Но однажды нарушил правила гостеприимства.
Увидел возле дома большую миску с едой
и без приглашения, по‑воровски
оглядываясь, нырнул в собачий лаз под
калиткой. Не успел толком прикоснуться,
как услышал громкий лай. Оказывается,
овчарка Аргос зорко следила за своей
едой. И возмутилась, когда увидела
похитителя возле своей миски. Все
гуляющие рядом собаки с лаем присоединились
к Аргосу. Началась погоня. Свора догнала
котика, и ему, искусанному, чудом удалось
вырваться и заскочить к нам во двор.
Неожиданно
дальнейший путь своре собак преградил
наш Барс. Я его таким страшным никогда
не видел. Шерсть дыбом, рык звериный.
Стая
остановилась. Даже Аргос не решился
вступить в драку. Тут я крикнул на собак,
и они разбежались.
Котик лежал
на земле, не шевелясь. Я подобрал его и
понёс домой. Но мать сказала, чтобы я
этот «комок грязи» вынес на улицу. Она
кошачью породу не переваривала. В детстве
хотела погладить кота, а тот расцарапал
ей лицо.
Я ушёл в
сарай. Там на поленницу положил ровную
дощечку и укутал котика старым ватником.
Неделю кормил
и поил молоком, пока раны не зарубцевались.
Приносил ему самое вкусное, что давали
мне. Вскоре котик выздоровел. Я искупал
его в тазу. Он оказался пушистым-пушистым.
Имя само напрашивалось — Пушок…
Мне удалось
его пристроить к тёте Клаве, чей дом
стоял напротив нашего, на другой стороне
дороги. Первое время навещал его, а потом
уехал учиться на станцию Гороховец.
Через год вернулся и, откровенно сказать,
про Пушка забыл.
Осень выдалась
тёплой и недождливой. У себя в огороде
мы разжигали костёр и затем в золе пекли
картошку. Но в тот день куда‑то
торопились и не затушили костёр. Ветер
перенёс искры к сарайке, где лежала куча
щепок и берёзовой коры. Они задымились,
и огонь пополз к поленнице.
Пушок,
отдыхающий на крыльце своего дома,
первым увидел дым, а, может, почувствовал
запах.

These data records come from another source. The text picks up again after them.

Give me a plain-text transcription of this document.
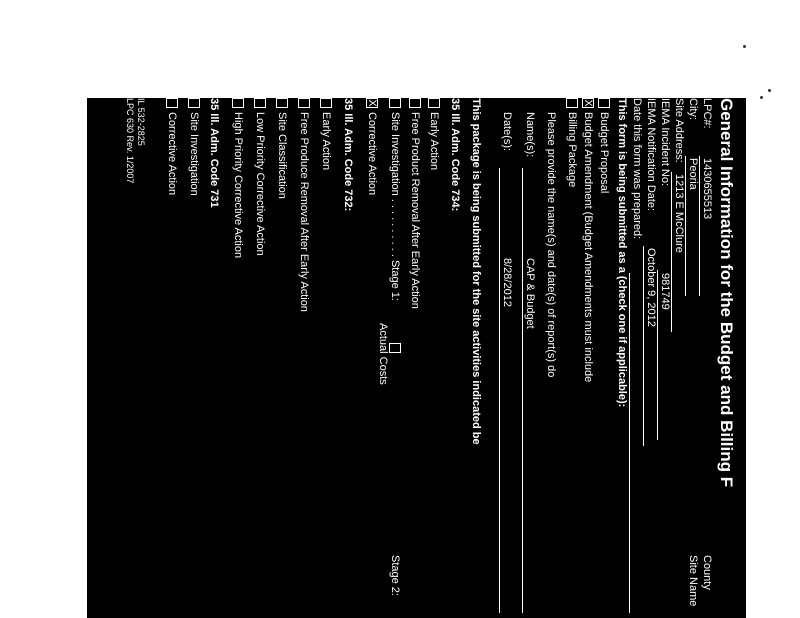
General Information for the Budget and Billing F
LPC#:
1430655513
County
City:
Peoria
Site Name
Site Address:
1213 E McClure
IEMA Incident No:
981749
IEMA Notification Date:
October 9, 2012
Date this form was prepared:
This form is being submitted as a (check one if applicable):
Budget Proposal
X
Budget Amendment (Budget Amendments must include
Billing Package
Please provide the name(s) and date(s) of report(s) do
Name(s):
CAP & Budget
Date(s):
8/28/2012
This package is being submitted for the site activities indicated be
35 Ill. Adm. Code 734:
Early Action
Free Product Removal After Early Action
Site Investigation . . . . . . . . . . Stage 1:
Stage 2:
Actual Costs
X
Corrective Action
35 Ill. Adm. Code 732:
Early Action
Free Produce Removal After Early Action
Site Classification
Low Priority Corrective Action
High Priority Corrective Action
35 Ill. Adm. Code 731
Site Investigation
Corrective Action
IL 532-2825
LPC 630 Rev. 1/2007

Он перебежал через дорогу,
подскочил к дверям нашего дома и стал
истерично мяукать. Мало того, стал
бросаться на дверь, пытаясь её открыть.
Вышел, проснувшись, мой отец. Он не
позволил Пушку заскочить в дом, отшвырнув
его ногой…
А тётя Клава
закричала через дорогу: «Михаил
Константинович, у вас сарайка дымится».
Отец забежал на огород и затушил горевший
мусор. Огню оставалось полметра до бочки
с керосином.
Я открыл
дверь на улицу и услышал громкое мяуканье.

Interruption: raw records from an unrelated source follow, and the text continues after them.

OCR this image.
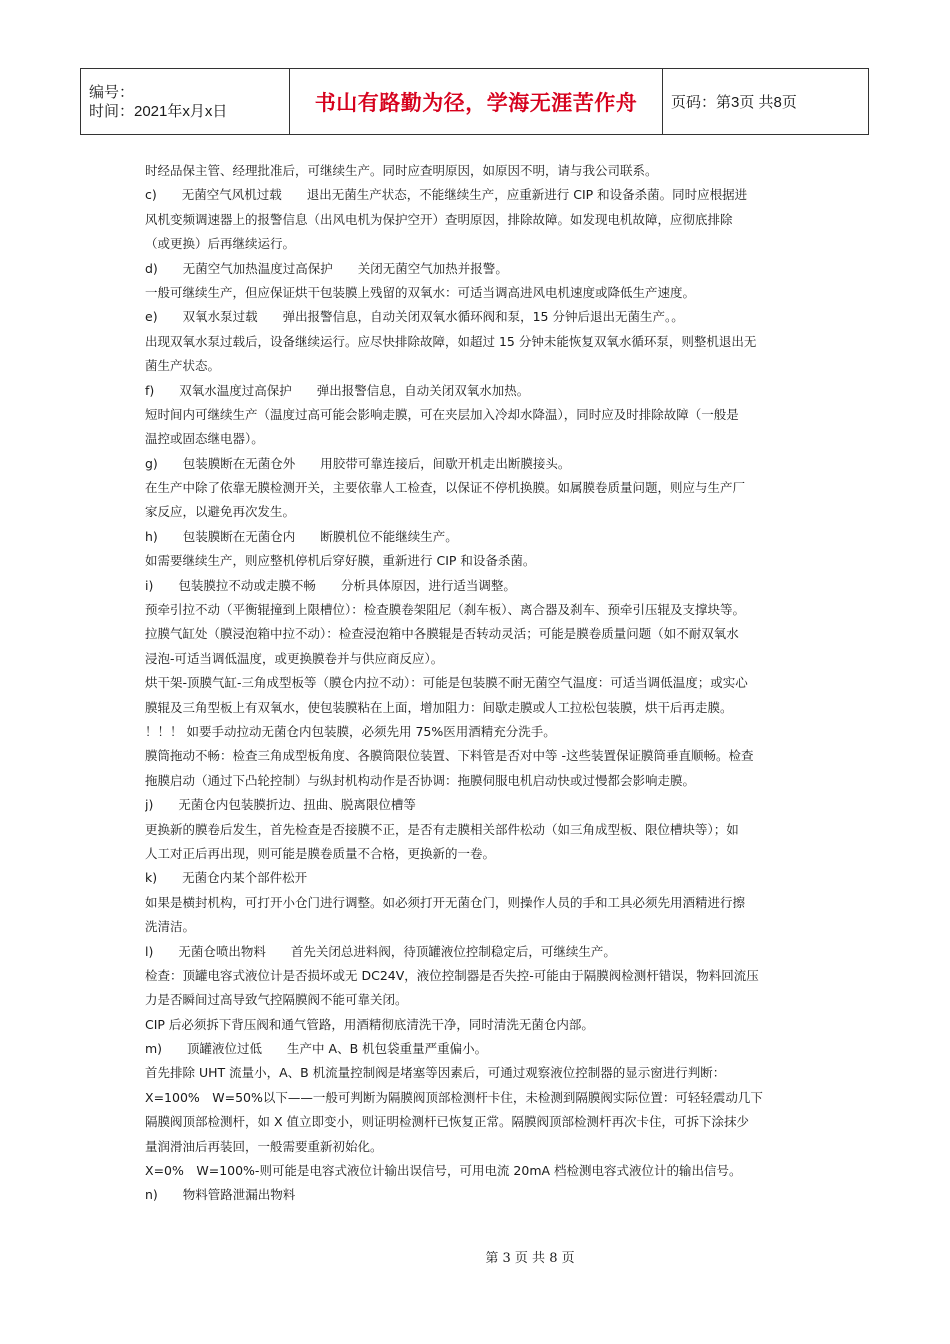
编号：
时间：2021年x月x日	书山有路勤为径，学海无涯苦作舟	页码：第3页 共8页
时经品保主管、经理批准后，可继续生产。同时应查明原因，如原因不明，请与我公司联系。
c)　　无菌空气风机过载　　退出无菌生产状态，不能继续生产，应重新进行 CIP 和设备杀菌。同时应根据进
风机变频调速器上的报警信息（出风电机为保护空开）查明原因，排除故障。如发现电机故障，应彻底排除
（或更换）后再继续运行。
d)　　无菌空气加热温度过高保护　　关闭无菌空气加热并报警。
一般可继续生产，但应保证烘干包装膜上残留的双氧水：可适当调高进风电机速度或降低生产速度。
e)　　双氧水泵过载　　弹出报警信息，自动关闭双氧水循环阀和泵，15 分钟后退出无菌生产。。
出现双氧水泵过载后，设备继续运行。应尽快排除故障，如超过 15 分钟未能恢复双氧水循环泵，则整机退出无
菌生产状态。
f)　　双氧水温度过高保护　　弹出报警信息，自动关闭双氧水加热。
短时间内可继续生产（温度过高可能会影响走膜，可在夹层加入冷却水降温），同时应及时排除故障（一般是
温控或固态继电器）。
g)　　包装膜断在无菌仓外　　用胶带可靠连接后，间歇开机走出断膜接头。
在生产中除了依靠无膜检测开关，主要依靠人工检查，以保证不停机换膜。如属膜卷质量问题，则应与生产厂
家反应，以避免再次发生。
h)　　包装膜断在无菌仓内　　断膜机位不能继续生产。
如需要继续生产，则应整机停机后穿好膜，重新进行 CIP 和设备杀菌。
i)　　包装膜拉不动或走膜不畅　　分析具体原因，进行适当调整。
预牵引拉不动（平衡辊撞到上限槽位）：检查膜卷架阻尼（刹车板）、离合器及刹车、预牵引压辊及支撑块等。
拉膜气缸处（膜浸泡箱中拉不动）：检查浸泡箱中各膜辊是否转动灵活；可能是膜卷质量问题（如不耐双氧水
浸泡-可适当调低温度，或更换膜卷并与供应商反应）。
烘干架-顶膜气缸-三角成型板等（膜仓内拉不动）：可能是包装膜不耐无菌空气温度：可适当调低温度；或实心
膜辊及三角型板上有双氧水，使包装膜粘在上面，增加阻力：间歇走膜或人工拉松包装膜，烘干后再走膜。
！！！ 如要手动拉动无菌仓内包装膜，必须先用 75%医用酒精充分洗手。
膜筒拖动不畅：检查三角成型板角度、各膜筒限位装置、下料管是否对中等 -这些装置保证膜筒垂直顺畅。检查
拖膜启动（通过下凸轮控制）与纵封机构动作是否协调：拖膜伺服电机启动快或过慢都会影响走膜。
j)　　无菌仓内包装膜折边、扭曲、脱离限位槽等
更换新的膜卷后发生，首先检查是否接膜不正，是否有走膜相关部件松动（如三角成型板、限位槽块等）；如
人工对正后再出现，则可能是膜卷质量不合格，更换新的一卷。
k)　　无菌仓内某个部件松开
如果是横封机构，可打开小仓门进行调整。如必须打开无菌仓门，则操作人员的手和工具必须先用酒精进行擦
洗清洁。
l)　　无菌仓喷出物料　　首先关闭总进料阀，待顶罐液位控制稳定后，可继续生产。
检查：顶罐电容式液位计是否损坏或无 DC24V，液位控制器是否失控-可能由于隔膜阀检测杆错误，物料回流压
力是否瞬间过高导致气控隔膜阀不能可靠关闭。
CIP 后必须拆下背压阀和通气管路，用酒精彻底清洗干净，同时清洗无菌仓内部。
m)　　顶罐液位过低　　生产中 A、B 机包袋重量严重偏小。
首先排除 UHT 流量小，A、B 机流量控制阀是堵塞等因素后，可通过观察液位控制器的显示窗进行判断：
X=100%　W=50%以下——一般可判断为隔膜阀顶部检测杆卡住，未检测到隔膜阀实际位置：可轻轻震动几下
隔膜阀顶部检测杆，如 X 值立即变小，则证明检测杆已恢复正常。隔膜阀顶部检测杆再次卡住，可拆下涂抹少
量润滑油后再装回，一般需要重新初始化。
X=0%　W=100%-则可能是电容式液位计输出误信号，可用电流 20mA 档检测电容式液位计的输出信号。
n)　　物料管路泄漏出物料
第 3 页 共 8 页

Пушок! Он подскочил ко мне, прыгнул на
руки и прижался. Мы вошли в прихожую. Я
сел на лавку и опустил его на пол. Но он
снова залез на руки. Так мы просидели
до утра. Утром мать подошла: «Ладно,
оставляй его у нас». Мать протянула руку
погладить, но он отскочил. «Ишь какой
злопамятный. Помнит, что я не впустила
в дом, — обиженно сказала она. — Ничего,
проголодаешься, сам прибежишь ко мне
на кухню».
Подошёл отец:
«Ты тово, извинись перед ним за меня. Я
подумал, что он взбесился и отшвырнул
ногой».
На улице
рассвело. Пушок подошёл к двери. Я открыл
и вышел вслед за ним. Он мяукнул, посмотрел
на меня и побежал через дорогу к себе
домой. Аргос видел, как он переходил
улицу, но даже ухом не повёл. Запрыгнув
на крыльцо, Пушок замяукал. Тётя Клава
открыла дверь. Она ждала его. На завтрак
Пушку стояло блюдечко с молоком.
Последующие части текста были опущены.